Аскеты – лицемеры (почти всегда), – склонившись в сторону единственного зрителя, интимно прошептала одна из голов, – если они не маньяки и не гениальные неудачники. Это была жертва себе в ущерб. Но я пожертвовал гораздо большим, я пожертвовал любовью – любовью в том смысле, в каком я понимал подлинную любовь. Такую женщину, как она, выкупают или золотом или славой. Горькое признание. У меня не было ни того, ни другого.
Я долго боролся, даже слишком долго и пожертвовал ею только тогда, когда она стала между мною и моим делом. Это была большая жертва – жертва счастьем, жертва душой. На некоторое время я окоченел, чтобы пережить разлуку. Такая жертва должна была быть оправдана. Она не оправдана. Моя нужда, нищета, одинокость, покинутость – не оправданы. Вот почему моя исповедь не мораль, а жизнь. К этому надо ещё прибавить мщение духа. Дух часто мстит человеку за то, в чём он не повинен, а повинны другие: за то, что уничтожено самовоплощение духа. Дух требует для себя бессмертия – и я обманул его.
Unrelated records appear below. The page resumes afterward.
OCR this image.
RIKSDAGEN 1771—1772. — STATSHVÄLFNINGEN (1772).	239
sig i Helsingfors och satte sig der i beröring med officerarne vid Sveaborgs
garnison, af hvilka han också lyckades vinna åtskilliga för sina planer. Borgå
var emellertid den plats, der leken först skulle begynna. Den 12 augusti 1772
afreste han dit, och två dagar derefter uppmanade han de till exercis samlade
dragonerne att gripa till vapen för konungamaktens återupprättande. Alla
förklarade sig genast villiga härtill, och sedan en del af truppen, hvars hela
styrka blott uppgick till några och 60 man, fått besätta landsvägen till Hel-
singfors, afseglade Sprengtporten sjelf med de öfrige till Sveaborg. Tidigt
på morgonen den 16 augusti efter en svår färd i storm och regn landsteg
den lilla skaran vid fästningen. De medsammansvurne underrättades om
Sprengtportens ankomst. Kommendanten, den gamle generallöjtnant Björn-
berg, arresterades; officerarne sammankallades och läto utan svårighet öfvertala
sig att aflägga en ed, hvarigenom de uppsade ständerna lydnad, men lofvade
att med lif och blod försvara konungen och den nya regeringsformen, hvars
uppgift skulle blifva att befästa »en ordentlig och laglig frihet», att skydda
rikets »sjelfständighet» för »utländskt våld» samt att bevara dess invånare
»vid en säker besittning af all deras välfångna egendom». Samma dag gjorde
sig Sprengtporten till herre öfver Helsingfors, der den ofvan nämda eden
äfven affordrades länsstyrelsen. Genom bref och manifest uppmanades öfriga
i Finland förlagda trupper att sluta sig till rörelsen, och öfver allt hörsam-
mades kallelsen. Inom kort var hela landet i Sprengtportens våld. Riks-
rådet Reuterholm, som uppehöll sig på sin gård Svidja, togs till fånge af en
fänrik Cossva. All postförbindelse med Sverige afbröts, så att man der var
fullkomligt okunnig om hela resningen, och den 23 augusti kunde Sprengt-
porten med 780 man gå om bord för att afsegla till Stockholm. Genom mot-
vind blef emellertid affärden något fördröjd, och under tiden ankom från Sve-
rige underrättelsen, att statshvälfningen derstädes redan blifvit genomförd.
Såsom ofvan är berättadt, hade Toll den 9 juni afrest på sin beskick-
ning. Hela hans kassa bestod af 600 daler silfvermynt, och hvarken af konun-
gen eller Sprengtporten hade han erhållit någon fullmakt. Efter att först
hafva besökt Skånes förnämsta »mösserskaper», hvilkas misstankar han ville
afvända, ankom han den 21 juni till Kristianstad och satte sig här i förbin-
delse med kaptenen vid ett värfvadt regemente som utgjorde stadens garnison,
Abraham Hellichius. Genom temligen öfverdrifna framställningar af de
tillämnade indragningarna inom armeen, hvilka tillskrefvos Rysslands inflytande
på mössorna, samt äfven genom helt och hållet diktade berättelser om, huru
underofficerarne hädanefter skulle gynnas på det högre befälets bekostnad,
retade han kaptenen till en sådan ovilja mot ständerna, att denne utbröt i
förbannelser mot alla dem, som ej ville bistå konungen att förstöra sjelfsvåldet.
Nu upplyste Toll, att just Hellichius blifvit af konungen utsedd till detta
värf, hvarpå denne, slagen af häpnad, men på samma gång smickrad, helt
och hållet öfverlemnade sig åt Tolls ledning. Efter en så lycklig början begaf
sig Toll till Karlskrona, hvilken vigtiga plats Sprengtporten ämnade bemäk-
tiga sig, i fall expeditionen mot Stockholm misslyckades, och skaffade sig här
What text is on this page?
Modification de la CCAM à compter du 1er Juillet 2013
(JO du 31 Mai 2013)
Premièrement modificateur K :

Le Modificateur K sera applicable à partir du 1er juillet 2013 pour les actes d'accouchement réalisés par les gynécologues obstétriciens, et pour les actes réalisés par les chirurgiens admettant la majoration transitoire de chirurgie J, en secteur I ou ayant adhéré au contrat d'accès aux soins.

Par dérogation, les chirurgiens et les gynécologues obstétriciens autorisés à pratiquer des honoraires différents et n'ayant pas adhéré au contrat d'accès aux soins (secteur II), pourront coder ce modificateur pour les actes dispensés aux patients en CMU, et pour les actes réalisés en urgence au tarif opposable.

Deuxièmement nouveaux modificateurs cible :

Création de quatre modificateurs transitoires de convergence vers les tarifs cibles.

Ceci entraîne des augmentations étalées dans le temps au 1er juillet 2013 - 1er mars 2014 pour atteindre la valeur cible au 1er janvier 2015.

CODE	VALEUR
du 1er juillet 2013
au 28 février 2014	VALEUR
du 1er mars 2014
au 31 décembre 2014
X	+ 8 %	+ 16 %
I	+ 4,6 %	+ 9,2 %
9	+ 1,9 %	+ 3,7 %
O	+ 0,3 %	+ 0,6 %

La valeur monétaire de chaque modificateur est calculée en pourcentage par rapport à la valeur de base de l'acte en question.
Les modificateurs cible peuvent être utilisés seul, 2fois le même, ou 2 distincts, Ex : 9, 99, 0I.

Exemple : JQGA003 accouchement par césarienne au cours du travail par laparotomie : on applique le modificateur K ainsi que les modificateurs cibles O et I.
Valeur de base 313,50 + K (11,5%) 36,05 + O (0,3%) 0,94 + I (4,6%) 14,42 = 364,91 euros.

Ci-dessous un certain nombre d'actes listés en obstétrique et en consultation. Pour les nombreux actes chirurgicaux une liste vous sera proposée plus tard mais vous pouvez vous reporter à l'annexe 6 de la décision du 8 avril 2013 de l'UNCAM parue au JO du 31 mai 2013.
– Серьёзное заявление, – кивнул Никита. – Вижу, что некоторые мои подозрения очень даже имеют место. А тебе не хотелось иной раз воскликнуть: остановись, мгновенье, я прекрасен!? Четырём подсолнухам в одном обличье очень подошёл бы такой девиз. Хотя до Нарцисса далековато, но всё же элемент оригинальности в тебе присутствует. Во всяком случае, можно было бы с большей основательностью обвинять других в собственной никчёмности. Не ты первый, не ты последний, красавец.
– Все четыре подсолнечных блина круто развернулись в сторону говорившего и стали похожи на античную гидру с мускулистым чешуйчатым телом, жаждущую живём проглотить всякое мелкое и жужжащее. Даже по стеблю пробежали глотательные судороги, а с порыжевших лепестков закапала на землю мутная жидкость.
– Слюни подбери, надежда человечества, – усмехнулся Никита. – Много таких растёт, но обычно только на компостных кучах.
Вдруг подсолнух начал быстро расти, вытягиваться, крутясь всеми четырьмя головами вокруг своей оси, издавая при этом пронзительный ядовитый свист. Никита глазом моргнуть не успел, а подсолнух уже вырос, вытянулся на высоту десятиэтажного дома. Тут шея его изогнулась и все четыре блина, роняя густую слюну, спикировали на обидчика. Это было так неожиданно, что Никита стоял, ничего не соображая, будто кролик перед царственной пастью удава.
Толчок! Даже приличный чувственный удар в плечо. Земля перевернулась, провалилась в небытие. Никита кубарем покатился в грязь, ничего не соображая по-прежнему. Лишь боковым зрением успел заметить Ангела, одетого на этот раз в джинсовку. И в ту же секунду пасть подсолнуха пронеслась мимо, обдав ускользнувшую дичь отборным трупным перегаром.
– Беги, Никита-ста! – раздался призывный голос Ангела.
Дважды повторять не потребовалось, поскольку подсолнечные блины снова разворачивались на боевой заход. Никита подхватился и кинулся к автобусной остановке, где уже скрылся Ангел. Под ноги попалась мелкая россыпь придорожной гальки, и исход запросто мог оказаться летальным, но чуть буксанув, как заправский гоночный мотоцикл, Никита влетел под спасительную крышу.
Прямо в стене была открыта дверь, которой, совершенно точно, раньше здесь не было. Но раздумывать не приходилось, поскольку сзади уже нарастал вой пикирующего растения. Ввалившись в какой-то тамбур, Никита, скорее, почувствовал, чем услышал звук захлопнувшейся сзади двери перед самым носом у подсолнуха. Все четыре морды с маху влепились в дерево. Дверь треснула, но выдержала. Зато подсолнуху это пришлось явно не по вкусу. Он взвыл, и вскоре за дверью снова послышались жалобные причитания.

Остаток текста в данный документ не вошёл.